A concept traveling brochure for a fictional town in northern California. This is a re-designed school project. A goal I had with this project was to step out of my comfort zone. I have a tendency to rely too heavily on illustrations. It’s a bias that someone pointed out to me. I wanted to avoid getting stuck in one pattern and one way of solving an issue, and work with photography more often in my designs where applicable.
I used orange and blue to represent the bright sunny weather of California. Those two colors are usually associated with in the US with summer, sunny California, and fun, especially in kid brands. These things represent impressions of what non-Californians think of California.
Brother 1816
Bold
Bold Italic
Book Italic
Traveling brochures by nature have a lot of pictures. I wanted to emphasize the local culture of this traveling brochure make it clear that there is more to a small town than its big events. In addition, I experimented with the layout and photography presentation as a way of representing the idea of “wide open” spaces out west. My approach to this was to use images with lots of “negative” space and set up as scenes (like a movie or story). Part of the design goal with travel brochures is to give that picturesque snap-shot of a place. The images on the outside of the brochure depict nice places you might see driving into town. The images on the inside are places you’d visit in a small town. A nice themed story told between the photos I had available to me.
For this project I left the city branding to a style and a word mark instead of making an icon for it. It feels more authentic for the small town vibes that would be attractive to the viewer. I didn’t want the brochure to come across as a resort, where there is no real heart or soul to the town.

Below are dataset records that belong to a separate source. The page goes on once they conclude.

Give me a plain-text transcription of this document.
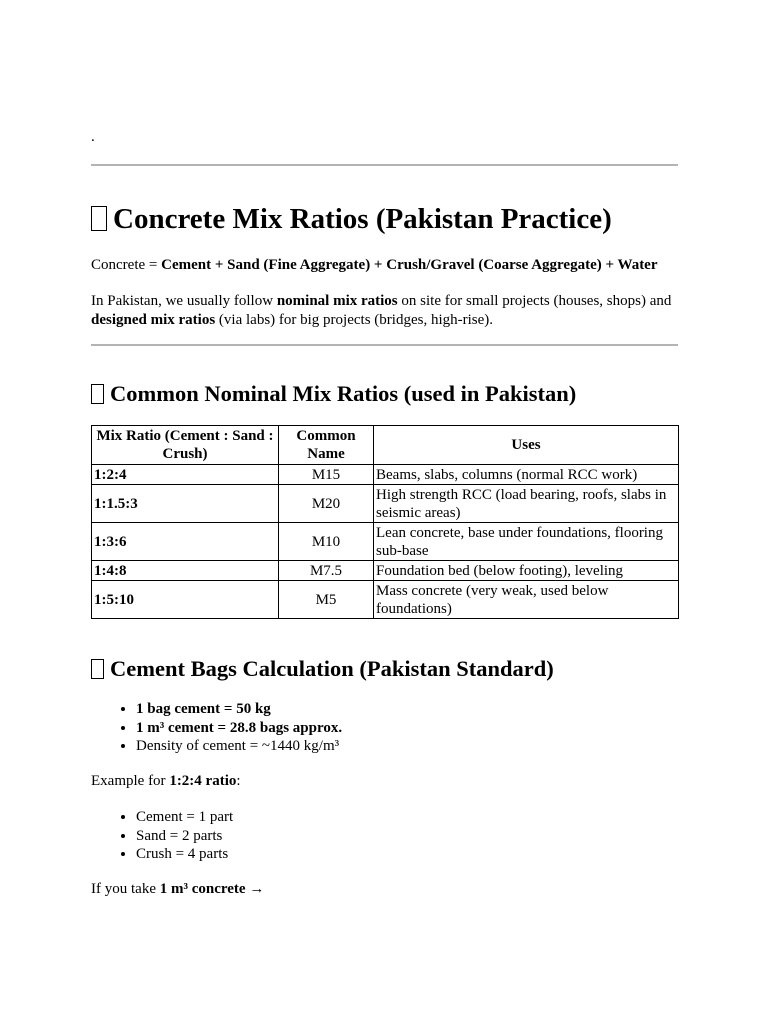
.
Concrete Mix Ratios (Pakistan Practice)

Concrete = Cement + Sand (Fine Aggregate) + Crush/Gravel (Coarse Aggregate) + Water

In Pakistan, we usually follow nominal mix ratios on site for small projects (houses, shops) and designed mix ratios (via labs) for big projects (bridges, high-rise).

Common Nominal Mix Ratios (used in Pakistan)
Mix Ratio (Cement : Sand : Crush)	Common Name	Uses
1:2:4	M15	Beams, slabs, columns (normal RCC work)
1:1.5:3	M20	High strength RCC (load bearing, roofs, slabs in seismic areas)
1:3:6	M10	Lean concrete, base under foundations, flooring sub-base
1:4:8	M7.5	Foundation bed (below footing), leveling
1:5:10	M5	Mass concrete (very weak, used below foundations)
Cement Bags Calculation (Pakistan Standard)
• 1 bag cement = 50 kg
• 1 m³ cement = 28.8 bags approx.
• Density of cement = ~1440 kg/m³

Example for 1:2:4 ratio:

• Cement = 1 part
• Sand = 2 parts
• Crush = 4 parts

If you take 1 m³ concrete →
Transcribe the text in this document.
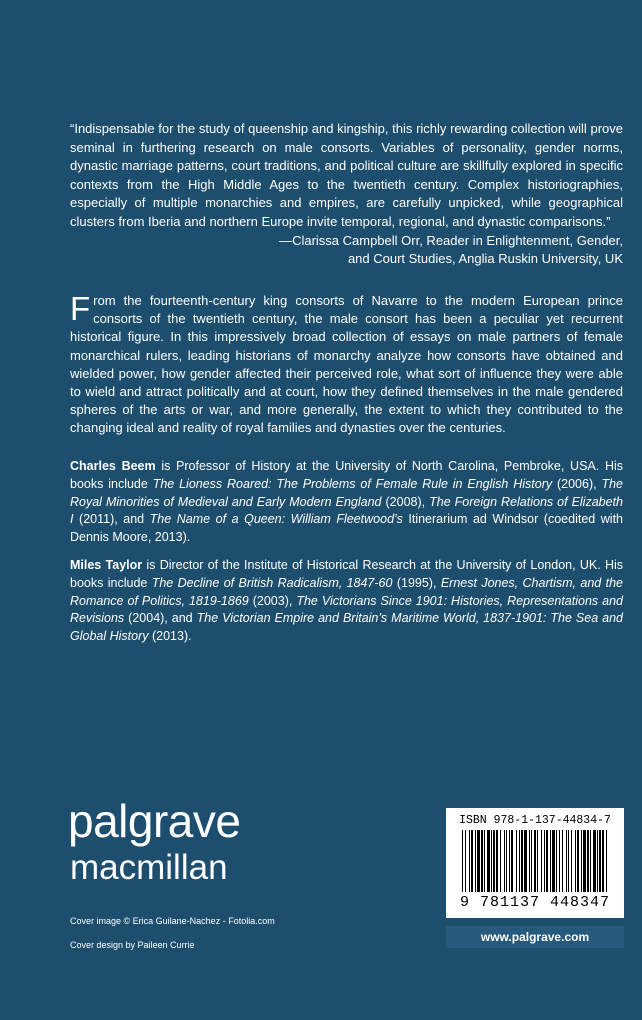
“Indispensable for the study of queenship and kingship, this richly rewarding collection will prove seminal in furthering research on male consorts. Variables of personality, gender norms, dynastic marriage patterns, court traditions, and political culture are skillfully explored in specific contexts from the High Middle Ages to the twentieth century. Complex historiographies, especially of multiple monarchies and empires, are carefully unpicked, while geographical clusters from Iberia and northern Europe invite temporal, regional, and dynastic comparisons.”

—Clarissa Campbell Orr, Reader in Enlightenment, Gender,

and Court Studies, Anglia Ruskin University, UK

From the fourteenth-century king consorts of Navarre to the modern European prince consorts of the twentieth century, the male consort has been a peculiar yet recurrent historical figure. In this impressively broad collection of essays on male partners of female monarchical rulers, leading historians of monarchy analyze how consorts have obtained and wielded power, how gender affected their perceived role, what sort of influence they were able to wield and attract politically and at court, how they defined themselves in the male gendered spheres of the arts or war, and more generally, the extent to which they contributed to the changing ideal and reality of royal families and dynasties over the centuries.
Charles Beem is Professor of History at the University of North Carolina, Pembroke, USA. His books include The Lioness Roared: The Problems of Female Rule in English History (2006), The Royal Minorities of Medieval and Early Modern England (2008), The Foreign Relations of Elizabeth I (2011), and The Name of a Queen: William Fleetwood’s Itinerarium ad Windsor (coedited with Dennis Moore, 2013).
Miles Taylor is Director of the Institute of Historical Research at the University of London, UK. His books include The Decline of British Radicalism, 1847-60 (1995), Ernest Jones, Chartism, and the Romance of Politics, 1819-1869 (2003), The Victorians Since 1901: Histories, Representations and Revisions (2004), and The Victorian Empire and Britain’s Maritime World, 1837-1901: The Sea and Global History (2013).
palgrave
macmillan
Cover image © Erica Guilane-Nachez - Fotolia.com
Cover design by Paileen Currie
ISBN 978-1-137-44834-7
9 781137 448347
www.palgrave.com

I went this route for a number of reasons but specifically because of an incident where I briefly visited a small town and came back a few years later only to find that the sweet lovely town had been gouged out by multiple resorts and no one really lived there anymore. It was very depressing. I remember feeling like a tiny part of my soul was crushed. Tourism at no point should eliminate a town or city. I wanted the reason for people to visit this fictional town to be to enjoy the town itself for what it is and not one or two resorts.

While re-working this project for my portfolio I tried to keep it from feeling too busy. In previous versions there was too much static. It was hard to focus on any one topic or section and the amount of pictures leaned too close into pointlessly busy. An important part of the brochure was to avoid overwhelming the viewer.
The pictures as the background, put an emphasis on places in town and in local nature was an intention to highlight that the town as a whole was worth visiting. There is something for everyone in Kettering California and maybe something you weren’t expecting.